What is the difference between hardware acceleration in JavaFX versus 
Swing/AWT? I heard a while back someone claim that Swing/AWT could never fully 
leverage hardware acceleration. However there are the usual mix of -D 
parameters (sun.java2.opengl/sun.java2d.d3d, etc.) for Swing/AWT. So I am just 
wondering how JavaFX’s acceleration differs from the hardware acceleration in 
Swing. When I was giving a talk at a JUG meeting someone called me out on the 
hardware acceleration bit and I realized I didn’t fully understand the 
differences between the two.

 I understand that JavaFX has a scene graph and Swing doesn’t etc.
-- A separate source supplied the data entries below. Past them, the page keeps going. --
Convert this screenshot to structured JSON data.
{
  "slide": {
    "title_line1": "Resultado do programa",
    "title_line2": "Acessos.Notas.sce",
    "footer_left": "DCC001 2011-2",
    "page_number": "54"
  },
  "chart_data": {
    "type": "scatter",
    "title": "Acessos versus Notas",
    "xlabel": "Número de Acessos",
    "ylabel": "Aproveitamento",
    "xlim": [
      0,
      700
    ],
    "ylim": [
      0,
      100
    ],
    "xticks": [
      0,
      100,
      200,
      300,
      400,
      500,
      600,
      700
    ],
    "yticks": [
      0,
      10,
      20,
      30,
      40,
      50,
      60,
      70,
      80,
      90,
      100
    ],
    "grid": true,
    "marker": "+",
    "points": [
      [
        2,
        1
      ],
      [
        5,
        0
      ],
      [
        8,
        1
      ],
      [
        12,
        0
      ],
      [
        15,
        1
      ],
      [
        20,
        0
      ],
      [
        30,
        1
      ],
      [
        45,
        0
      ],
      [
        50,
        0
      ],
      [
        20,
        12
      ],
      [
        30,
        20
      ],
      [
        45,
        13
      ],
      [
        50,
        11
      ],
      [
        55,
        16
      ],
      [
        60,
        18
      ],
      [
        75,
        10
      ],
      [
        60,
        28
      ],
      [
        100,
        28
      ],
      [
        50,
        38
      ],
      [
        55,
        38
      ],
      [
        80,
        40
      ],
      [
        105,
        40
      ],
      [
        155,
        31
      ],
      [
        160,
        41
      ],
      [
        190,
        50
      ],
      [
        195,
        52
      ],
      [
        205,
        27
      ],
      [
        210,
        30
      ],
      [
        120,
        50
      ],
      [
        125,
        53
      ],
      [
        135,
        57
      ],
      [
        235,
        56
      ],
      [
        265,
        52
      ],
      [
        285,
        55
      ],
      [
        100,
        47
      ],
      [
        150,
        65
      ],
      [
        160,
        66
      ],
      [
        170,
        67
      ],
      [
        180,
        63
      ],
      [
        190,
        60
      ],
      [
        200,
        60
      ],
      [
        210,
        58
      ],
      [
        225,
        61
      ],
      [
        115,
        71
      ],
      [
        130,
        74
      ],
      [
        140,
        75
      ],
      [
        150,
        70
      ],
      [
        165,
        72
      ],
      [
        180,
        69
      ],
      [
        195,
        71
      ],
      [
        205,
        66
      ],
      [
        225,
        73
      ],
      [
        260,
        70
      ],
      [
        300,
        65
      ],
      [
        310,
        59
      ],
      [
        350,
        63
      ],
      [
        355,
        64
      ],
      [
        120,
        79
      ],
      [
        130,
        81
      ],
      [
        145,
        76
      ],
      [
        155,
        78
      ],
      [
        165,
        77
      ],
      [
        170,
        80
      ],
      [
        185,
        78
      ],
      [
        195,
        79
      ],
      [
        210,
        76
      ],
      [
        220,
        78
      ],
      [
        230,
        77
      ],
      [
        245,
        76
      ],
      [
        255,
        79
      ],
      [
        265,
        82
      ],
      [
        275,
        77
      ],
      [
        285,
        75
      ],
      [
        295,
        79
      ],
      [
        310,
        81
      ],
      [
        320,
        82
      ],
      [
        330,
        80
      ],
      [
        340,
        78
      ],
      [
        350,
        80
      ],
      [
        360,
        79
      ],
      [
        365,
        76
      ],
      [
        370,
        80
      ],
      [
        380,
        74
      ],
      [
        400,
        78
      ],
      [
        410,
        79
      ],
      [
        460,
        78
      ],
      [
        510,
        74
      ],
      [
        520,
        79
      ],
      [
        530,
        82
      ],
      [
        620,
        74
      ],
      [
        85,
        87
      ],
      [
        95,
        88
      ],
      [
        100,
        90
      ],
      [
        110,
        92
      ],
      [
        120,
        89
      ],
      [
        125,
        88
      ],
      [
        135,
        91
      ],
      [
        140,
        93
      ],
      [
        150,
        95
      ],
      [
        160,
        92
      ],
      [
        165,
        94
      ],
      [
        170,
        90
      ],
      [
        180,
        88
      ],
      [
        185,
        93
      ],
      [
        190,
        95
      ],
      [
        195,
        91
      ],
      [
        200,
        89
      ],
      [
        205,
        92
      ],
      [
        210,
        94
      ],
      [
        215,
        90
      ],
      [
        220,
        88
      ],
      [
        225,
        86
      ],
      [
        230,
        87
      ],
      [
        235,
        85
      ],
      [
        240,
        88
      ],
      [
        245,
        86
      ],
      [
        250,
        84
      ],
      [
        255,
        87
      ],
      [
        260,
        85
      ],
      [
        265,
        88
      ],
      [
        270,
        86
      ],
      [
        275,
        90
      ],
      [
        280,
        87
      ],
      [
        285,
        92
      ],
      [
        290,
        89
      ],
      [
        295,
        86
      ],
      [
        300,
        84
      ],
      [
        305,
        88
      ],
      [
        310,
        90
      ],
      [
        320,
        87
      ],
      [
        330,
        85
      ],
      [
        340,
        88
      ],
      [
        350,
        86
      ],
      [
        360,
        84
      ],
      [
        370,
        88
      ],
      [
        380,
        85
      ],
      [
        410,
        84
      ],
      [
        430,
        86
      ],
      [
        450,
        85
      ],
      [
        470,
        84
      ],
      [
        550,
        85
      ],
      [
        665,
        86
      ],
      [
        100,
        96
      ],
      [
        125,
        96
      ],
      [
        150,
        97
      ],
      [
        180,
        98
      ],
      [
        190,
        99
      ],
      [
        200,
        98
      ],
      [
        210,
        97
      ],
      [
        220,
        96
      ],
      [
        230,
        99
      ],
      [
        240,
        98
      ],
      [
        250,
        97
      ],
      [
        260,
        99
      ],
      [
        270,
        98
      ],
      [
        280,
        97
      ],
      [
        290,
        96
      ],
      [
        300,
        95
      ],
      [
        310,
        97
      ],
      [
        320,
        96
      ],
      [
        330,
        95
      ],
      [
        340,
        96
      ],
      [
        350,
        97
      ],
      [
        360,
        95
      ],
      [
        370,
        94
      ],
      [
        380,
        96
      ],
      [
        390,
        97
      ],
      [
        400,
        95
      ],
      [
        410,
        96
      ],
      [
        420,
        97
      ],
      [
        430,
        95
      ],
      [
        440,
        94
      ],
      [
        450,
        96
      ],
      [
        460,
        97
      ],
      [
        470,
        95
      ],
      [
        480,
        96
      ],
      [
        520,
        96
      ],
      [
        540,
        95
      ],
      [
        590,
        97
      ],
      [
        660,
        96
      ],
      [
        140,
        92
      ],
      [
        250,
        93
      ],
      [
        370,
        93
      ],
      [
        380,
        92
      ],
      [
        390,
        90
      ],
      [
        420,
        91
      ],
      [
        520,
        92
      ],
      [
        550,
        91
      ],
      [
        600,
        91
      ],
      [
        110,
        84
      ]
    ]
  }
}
So I am 
assuming that the scene graph operations are optimized on the GPU whereas if 
you were trying to replicate a scene graph in Swing you would obviously be 
doing all the work on the CPU. So Swing’s hardware acceleration is more about 
buffers?

 I did come across this article:
https://weblogs.java.net/blog/opinali/archive/2010/05/03/first-long-look-javafx-13-and-prism
 Specifically this line caught my attention "Prism finally renders effects with 
full hardware acceleration and without the extra buffer copies that spoil 
effects on the Swing toolkit.” 
 This article is a dated - brings up a second question about hardware 
acceleration with a hybrid Swing/JavaFX application - what happens?